It is not a surprise to see negative autoregessive coefficients in business data. Suppose companies save up money during slow times for big purchases later. Or make big purchases and then conserve later. Those natural behaviors will show up as significant negative coefficients.
 
To go into a little bit of detail I am creating a coincident business cycle based on the Stock and Watson Methodology. The model includes 4 main indicators (employment, unemployment, wages and retail sales). On that end, I included autoregressive terms for each indicator so I am including autoregressive coefficients of independent variable. Turns out that all of my autogressive terms for each indicator are significant and negative. I know this implied negative serial correlation, but is there any other significance to this?
 
vanitymdl said:
To go into a little bit of detail I am creating a coincident business cycle based on the Stock and Watson Methodology.

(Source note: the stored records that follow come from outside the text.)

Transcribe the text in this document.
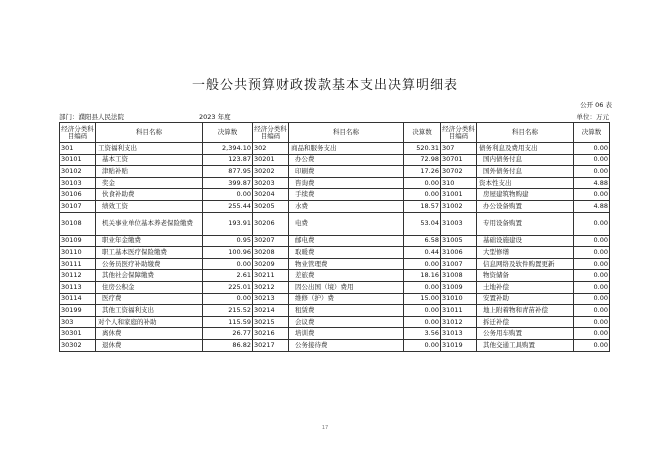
一般公共预算财政拨款基本支出决算明细表
公开 06 表
部门：濮阳县人民法院	2023 年度	单位：万元
经济分类科目编码	科目名称	决算数	经济分类科目编码	科目名称	决算数	经济分类科目编码	科目名称	决算数
301	工资福利支出	2,394.10	302	商品和服务支出	520.31	307	债务利息及费用支出	0.00
30101	基本工资	123.87	30201	办公费	72.98	30701	国内债务付息	0.00
30102	津贴补贴	877.95	30202	印刷费	17.26	30702	国外债务付息	0.00
30103	奖金	399.87	30203	咨询费	0.00	310	资本性支出	4.88
30106	伙食补助费	0.00	30204	手续费	0.00	31001	房屋建筑物购建	0.00
30107	绩效工资	255.44	30205	水费	18.57	31002	办公设备购置	4.88
30108	机关事业单位基本养老保险缴费	193.91	30206	电费	53.04	31003	专用设备购置	0.00
30109	职业年金缴费	0.95	30207	邮电费	6.58	31005	基础设施建设	0.00
30110	职工基本医疗保险缴费	100.96	30208	取暖费	0.44	31006	大型修缮	0.00
30111	公务员医疗补助缴费	0.00	30209	物业管理费	0.00	31007	信息网络及软件购置更新	0.00
30112	其他社会保障缴费	2.61	30211	差旅费	18.16	31008	物资储备	0.00
30113	住房公积金	225.01	30212	因公出国（境）费用	0.00	31009	土地补偿	0.00
30114	医疗费	0.00	30213	维修（护）费	15.00	31010	安置补助	0.00
30199	其他工资福利支出	215.52	30214	租赁费	0.00	31011	地上附着物和青苗补偿	0.00
303	对个人和家庭的补助	115.59	30215	会议费	0.00	31012	拆迁补偿	0.00
30301	离休费	26.77	30216	培训费	3.56	31013	公务用车购置	0.00
30302	退休费	86.82	30217	公务接待费	0.00	31019	其他交通工具购置	0.00
17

The model includes 4 main indicators (employment, unemployment, wages and retail sales). On that end, I included autoregressive terms for each indicator so I am including autoregressive coefficients of independent variable. Turns out that all of my autogressive terms for each indicator are significant and negative. I know this implied negative serial correlation, but is there any other significance to this?
As I implied above, there are natural ways that negative autocorrelations can occur. It is up to the subject-matter expert to theorize the reason for them. It is not a statistical question; it is an economics question.
1) Looking at your variables, it is clear that they are all highly correlated, so it is natural that anyone of them having a negative autocorrelation at a certain time lag would imply the same for the others.
2) You do not say what the time lags of your autocorrelations are or if you include several different time lags for each variable. If there is a negative correlation at one time lag, there should be a positive correlation at twice that time lag.
3) Much of your data is heavily correlated. You need to be careful not to include influences that are already included in other variables or time lags. If you are using an established procedure, that should already be taken care of.